Coronavirus Phishing Emails increase 32 times since February 25

The surge in activity occurred on March 11, when the World Health Organization (WHO) declared the virus a pandemic. Since then the number of letters has been increasing daily. Data has shown that COVID-19 based attacks are much more successful than typical phishing attacks. Researchers have found that in recent letters cybercriminals use various strategies – for example, embedding in PDF files and SaaS services. In one example, an attacker wrote a letter about salary reductions to key employees of the company and stole their personal data. Researchers also noted that spyware turned out to be the most popular attachments in letters, with backdoors taking the second place. The most common spyware programs are AgentTesla, NetWire, and Hawkeye keyloggers and info stealers. With the AgentTesla keylogger, the infection cycle typically starts with a malicious office document that arrives as an e-mail attachment. The document uses the social engineering tactics to lure the user into running the embedded macro, which will download and install the malware executable. With the NetWire RAT, a criminal sends a phishing email with a malicious attachment to an employee working on a POS computer. If the employee opens the attachment, malware to harvest card data is downloaded or installed. Without proper security protections in place, these infections can remain undetected for months or years.

Keyloggers expose more than just card data; credentials for online accounts and applications such as email, property management systems (PMS) and internet browsers are also at risk. Other sensitive information typed by the user, including phone numbers, addresses and details from phone orders can also be compromised.

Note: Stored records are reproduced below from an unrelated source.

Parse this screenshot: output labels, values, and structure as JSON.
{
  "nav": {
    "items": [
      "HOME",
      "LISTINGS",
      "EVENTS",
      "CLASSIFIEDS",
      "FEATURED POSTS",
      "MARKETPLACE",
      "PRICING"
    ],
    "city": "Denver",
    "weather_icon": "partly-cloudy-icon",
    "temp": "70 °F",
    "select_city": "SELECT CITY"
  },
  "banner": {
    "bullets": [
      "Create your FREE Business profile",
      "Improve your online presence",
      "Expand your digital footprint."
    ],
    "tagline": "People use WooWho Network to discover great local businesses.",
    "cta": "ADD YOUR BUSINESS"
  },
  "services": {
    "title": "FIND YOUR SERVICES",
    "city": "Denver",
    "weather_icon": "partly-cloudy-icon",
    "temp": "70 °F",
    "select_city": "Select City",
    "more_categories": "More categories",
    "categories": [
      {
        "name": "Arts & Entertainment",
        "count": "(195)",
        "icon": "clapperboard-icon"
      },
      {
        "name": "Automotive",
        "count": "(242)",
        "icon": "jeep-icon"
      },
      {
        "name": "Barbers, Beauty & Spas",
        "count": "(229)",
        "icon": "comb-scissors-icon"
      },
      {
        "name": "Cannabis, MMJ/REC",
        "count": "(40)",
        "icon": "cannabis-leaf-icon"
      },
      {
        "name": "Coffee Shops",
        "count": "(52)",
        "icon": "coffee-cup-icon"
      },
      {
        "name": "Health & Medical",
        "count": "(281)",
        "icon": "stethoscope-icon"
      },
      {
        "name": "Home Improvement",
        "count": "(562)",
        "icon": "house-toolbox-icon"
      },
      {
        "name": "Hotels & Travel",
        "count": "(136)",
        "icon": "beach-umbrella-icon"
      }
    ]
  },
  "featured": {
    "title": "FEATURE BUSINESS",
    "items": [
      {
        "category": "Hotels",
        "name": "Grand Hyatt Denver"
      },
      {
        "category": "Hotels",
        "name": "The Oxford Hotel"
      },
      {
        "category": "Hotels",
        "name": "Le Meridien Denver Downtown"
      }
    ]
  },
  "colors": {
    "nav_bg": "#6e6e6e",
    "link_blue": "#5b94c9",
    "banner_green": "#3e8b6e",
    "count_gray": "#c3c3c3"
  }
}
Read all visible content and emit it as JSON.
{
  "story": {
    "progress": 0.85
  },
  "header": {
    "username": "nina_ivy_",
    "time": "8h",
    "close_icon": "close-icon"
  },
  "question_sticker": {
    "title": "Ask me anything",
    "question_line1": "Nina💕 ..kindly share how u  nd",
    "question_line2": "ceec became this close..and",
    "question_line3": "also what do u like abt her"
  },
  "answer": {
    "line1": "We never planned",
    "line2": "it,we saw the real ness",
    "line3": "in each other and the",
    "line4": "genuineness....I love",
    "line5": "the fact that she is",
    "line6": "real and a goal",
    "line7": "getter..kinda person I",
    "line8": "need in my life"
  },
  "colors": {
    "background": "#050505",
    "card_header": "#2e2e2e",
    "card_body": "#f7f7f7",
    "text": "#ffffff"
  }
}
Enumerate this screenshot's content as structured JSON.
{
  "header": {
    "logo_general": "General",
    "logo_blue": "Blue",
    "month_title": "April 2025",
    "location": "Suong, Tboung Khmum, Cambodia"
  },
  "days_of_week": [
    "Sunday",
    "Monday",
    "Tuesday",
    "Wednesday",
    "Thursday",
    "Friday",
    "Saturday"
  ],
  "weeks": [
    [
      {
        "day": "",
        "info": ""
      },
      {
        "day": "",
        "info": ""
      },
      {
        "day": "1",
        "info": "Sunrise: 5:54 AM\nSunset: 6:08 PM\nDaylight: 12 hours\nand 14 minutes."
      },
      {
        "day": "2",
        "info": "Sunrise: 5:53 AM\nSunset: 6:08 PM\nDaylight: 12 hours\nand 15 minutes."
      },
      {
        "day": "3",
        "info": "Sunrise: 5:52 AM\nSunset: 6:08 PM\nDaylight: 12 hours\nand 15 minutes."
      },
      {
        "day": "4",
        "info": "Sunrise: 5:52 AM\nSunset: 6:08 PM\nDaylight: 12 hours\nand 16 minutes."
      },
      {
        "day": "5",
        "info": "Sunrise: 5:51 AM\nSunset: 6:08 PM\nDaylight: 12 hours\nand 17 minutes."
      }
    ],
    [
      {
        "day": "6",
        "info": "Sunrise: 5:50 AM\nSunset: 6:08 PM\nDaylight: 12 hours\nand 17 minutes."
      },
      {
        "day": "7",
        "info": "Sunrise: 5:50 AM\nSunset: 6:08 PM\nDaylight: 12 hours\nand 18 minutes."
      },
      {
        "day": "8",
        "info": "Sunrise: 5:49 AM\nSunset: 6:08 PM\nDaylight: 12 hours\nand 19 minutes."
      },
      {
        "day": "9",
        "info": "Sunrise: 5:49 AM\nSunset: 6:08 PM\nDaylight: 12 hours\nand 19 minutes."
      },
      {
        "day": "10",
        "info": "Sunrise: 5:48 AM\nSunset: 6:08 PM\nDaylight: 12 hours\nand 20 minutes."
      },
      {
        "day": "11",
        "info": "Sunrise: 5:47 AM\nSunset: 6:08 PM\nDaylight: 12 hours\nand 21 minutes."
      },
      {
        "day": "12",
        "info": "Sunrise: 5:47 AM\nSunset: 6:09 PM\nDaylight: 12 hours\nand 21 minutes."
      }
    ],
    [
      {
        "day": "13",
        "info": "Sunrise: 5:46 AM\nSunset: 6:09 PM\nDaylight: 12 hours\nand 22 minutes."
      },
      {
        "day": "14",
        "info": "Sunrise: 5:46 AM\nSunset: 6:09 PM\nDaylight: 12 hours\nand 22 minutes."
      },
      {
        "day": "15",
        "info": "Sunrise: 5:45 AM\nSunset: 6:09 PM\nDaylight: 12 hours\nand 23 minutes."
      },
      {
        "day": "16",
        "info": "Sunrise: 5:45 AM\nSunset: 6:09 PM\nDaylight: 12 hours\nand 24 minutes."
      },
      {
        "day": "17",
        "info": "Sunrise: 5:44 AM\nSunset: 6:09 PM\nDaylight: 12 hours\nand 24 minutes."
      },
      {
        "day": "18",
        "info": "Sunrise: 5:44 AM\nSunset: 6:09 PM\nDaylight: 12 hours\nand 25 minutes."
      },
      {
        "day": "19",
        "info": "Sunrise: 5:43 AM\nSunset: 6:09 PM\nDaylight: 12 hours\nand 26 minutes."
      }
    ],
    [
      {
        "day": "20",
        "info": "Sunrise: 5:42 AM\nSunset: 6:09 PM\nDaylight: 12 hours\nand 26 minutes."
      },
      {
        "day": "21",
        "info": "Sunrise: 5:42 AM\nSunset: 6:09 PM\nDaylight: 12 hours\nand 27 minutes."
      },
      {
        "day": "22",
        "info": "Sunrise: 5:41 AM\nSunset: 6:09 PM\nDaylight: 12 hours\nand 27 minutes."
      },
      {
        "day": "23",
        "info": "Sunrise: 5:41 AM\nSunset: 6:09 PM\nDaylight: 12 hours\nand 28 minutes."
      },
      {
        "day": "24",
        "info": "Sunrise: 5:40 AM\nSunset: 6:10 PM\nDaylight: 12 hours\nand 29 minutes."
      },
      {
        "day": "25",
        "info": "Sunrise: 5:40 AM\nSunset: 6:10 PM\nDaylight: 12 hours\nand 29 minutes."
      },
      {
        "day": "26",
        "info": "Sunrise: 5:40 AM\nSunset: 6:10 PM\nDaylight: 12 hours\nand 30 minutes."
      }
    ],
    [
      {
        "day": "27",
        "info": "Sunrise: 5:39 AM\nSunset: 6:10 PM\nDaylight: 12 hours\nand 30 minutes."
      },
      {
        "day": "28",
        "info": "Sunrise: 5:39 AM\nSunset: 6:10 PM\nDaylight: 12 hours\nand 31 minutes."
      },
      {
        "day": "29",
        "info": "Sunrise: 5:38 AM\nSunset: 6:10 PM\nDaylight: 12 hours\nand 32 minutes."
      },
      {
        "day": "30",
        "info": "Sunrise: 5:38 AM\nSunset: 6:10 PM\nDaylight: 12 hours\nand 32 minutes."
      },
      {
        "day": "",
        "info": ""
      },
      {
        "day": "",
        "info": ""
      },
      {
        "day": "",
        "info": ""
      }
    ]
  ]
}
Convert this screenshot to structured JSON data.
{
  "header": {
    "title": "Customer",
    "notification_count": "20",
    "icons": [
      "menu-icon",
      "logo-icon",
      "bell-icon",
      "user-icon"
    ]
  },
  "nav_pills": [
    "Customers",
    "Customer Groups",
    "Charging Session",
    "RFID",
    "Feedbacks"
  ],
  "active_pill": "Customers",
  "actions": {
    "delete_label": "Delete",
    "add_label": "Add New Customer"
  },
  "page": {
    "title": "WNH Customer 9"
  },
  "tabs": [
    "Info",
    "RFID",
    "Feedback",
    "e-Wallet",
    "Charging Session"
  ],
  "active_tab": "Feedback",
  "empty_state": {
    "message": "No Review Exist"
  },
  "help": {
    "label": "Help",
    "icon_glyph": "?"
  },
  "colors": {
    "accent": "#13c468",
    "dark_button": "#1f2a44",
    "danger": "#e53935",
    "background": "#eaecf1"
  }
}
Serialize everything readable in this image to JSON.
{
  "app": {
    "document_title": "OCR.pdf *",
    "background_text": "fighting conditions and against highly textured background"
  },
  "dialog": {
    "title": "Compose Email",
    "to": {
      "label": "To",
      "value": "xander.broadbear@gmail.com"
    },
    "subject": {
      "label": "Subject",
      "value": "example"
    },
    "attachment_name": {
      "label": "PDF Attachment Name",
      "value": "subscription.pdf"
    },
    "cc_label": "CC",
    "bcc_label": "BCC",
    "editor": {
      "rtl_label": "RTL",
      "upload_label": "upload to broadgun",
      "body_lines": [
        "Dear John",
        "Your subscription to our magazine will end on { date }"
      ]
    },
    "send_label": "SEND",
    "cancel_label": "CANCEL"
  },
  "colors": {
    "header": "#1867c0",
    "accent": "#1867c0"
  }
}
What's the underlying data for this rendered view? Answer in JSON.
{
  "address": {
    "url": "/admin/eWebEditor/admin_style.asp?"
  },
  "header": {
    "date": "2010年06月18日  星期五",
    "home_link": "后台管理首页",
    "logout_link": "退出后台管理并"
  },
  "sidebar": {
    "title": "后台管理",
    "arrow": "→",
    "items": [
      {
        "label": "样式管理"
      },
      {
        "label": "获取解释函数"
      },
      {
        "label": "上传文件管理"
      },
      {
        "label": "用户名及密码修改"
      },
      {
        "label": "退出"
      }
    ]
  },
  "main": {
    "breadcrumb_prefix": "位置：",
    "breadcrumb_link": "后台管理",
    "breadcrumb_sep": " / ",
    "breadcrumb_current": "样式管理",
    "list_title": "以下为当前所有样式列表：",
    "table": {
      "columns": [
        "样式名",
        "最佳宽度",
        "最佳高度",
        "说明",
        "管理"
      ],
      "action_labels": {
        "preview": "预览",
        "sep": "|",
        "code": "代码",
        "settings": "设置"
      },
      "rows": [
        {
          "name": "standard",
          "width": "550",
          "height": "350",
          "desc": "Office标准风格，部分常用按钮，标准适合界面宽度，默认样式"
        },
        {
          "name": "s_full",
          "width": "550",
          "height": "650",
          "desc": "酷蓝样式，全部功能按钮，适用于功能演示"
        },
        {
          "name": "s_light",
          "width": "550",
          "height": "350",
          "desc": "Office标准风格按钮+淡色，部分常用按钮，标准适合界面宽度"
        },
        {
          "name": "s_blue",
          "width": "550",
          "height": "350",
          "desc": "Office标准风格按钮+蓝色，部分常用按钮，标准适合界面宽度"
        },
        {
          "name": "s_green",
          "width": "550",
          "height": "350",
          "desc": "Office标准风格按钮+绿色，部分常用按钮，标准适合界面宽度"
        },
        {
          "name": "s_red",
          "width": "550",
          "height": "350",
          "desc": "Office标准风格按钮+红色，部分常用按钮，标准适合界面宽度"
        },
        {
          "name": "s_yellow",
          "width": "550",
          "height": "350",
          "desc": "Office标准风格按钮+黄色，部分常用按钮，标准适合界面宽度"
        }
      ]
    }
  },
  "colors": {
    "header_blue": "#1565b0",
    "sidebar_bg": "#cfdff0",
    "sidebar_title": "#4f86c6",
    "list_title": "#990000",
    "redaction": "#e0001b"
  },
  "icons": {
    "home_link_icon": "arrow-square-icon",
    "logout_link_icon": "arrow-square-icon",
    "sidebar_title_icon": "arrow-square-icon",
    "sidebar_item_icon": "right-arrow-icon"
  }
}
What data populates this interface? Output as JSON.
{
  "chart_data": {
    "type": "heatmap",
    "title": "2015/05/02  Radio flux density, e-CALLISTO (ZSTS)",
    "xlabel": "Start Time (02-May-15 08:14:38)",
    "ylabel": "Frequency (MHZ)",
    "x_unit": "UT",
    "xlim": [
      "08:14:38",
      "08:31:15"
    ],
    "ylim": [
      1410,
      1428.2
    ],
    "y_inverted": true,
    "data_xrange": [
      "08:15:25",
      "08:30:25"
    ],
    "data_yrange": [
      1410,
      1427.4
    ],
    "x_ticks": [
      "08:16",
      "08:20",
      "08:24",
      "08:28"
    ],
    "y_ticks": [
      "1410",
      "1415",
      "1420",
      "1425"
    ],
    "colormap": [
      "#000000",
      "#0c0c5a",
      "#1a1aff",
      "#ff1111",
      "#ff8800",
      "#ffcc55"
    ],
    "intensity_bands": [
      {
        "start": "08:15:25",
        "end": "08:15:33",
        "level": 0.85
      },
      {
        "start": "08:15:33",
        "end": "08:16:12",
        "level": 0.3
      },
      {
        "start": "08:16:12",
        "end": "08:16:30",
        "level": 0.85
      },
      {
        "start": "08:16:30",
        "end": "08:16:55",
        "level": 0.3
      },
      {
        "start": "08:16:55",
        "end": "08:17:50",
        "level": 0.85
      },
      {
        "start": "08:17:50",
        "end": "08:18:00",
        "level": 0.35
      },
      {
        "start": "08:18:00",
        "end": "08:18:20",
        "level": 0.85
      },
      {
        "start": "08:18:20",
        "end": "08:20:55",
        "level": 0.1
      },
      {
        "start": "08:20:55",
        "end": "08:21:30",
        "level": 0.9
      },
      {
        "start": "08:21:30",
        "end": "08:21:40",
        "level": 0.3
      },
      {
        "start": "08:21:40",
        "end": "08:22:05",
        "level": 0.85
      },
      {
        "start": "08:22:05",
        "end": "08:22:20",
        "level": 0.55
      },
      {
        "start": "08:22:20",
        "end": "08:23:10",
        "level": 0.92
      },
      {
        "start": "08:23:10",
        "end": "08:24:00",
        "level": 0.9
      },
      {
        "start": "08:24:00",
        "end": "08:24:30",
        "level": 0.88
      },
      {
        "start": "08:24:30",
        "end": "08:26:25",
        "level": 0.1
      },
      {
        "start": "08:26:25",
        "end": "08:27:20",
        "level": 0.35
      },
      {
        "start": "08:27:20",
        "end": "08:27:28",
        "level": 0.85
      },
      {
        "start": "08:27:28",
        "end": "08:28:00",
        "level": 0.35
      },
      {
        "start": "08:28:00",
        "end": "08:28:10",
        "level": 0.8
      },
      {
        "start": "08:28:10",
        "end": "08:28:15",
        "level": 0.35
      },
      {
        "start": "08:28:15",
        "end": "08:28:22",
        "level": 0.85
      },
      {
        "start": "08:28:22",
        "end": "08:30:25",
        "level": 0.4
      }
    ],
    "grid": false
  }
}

Using the combination of RAT with keylogging capabilities, a criminal could gather necessary information to commit identity theft and further compromise an organization’s network. HawkEye is a keylogger and credential-stealing malware that is usually spread through fraudulent emails and malicious Microsoft Word, Excel, PowerPoint, and RTF files. The keylogger is able to log keystrokes, capture screenshots, and send stolen data to its operators through encrypted email.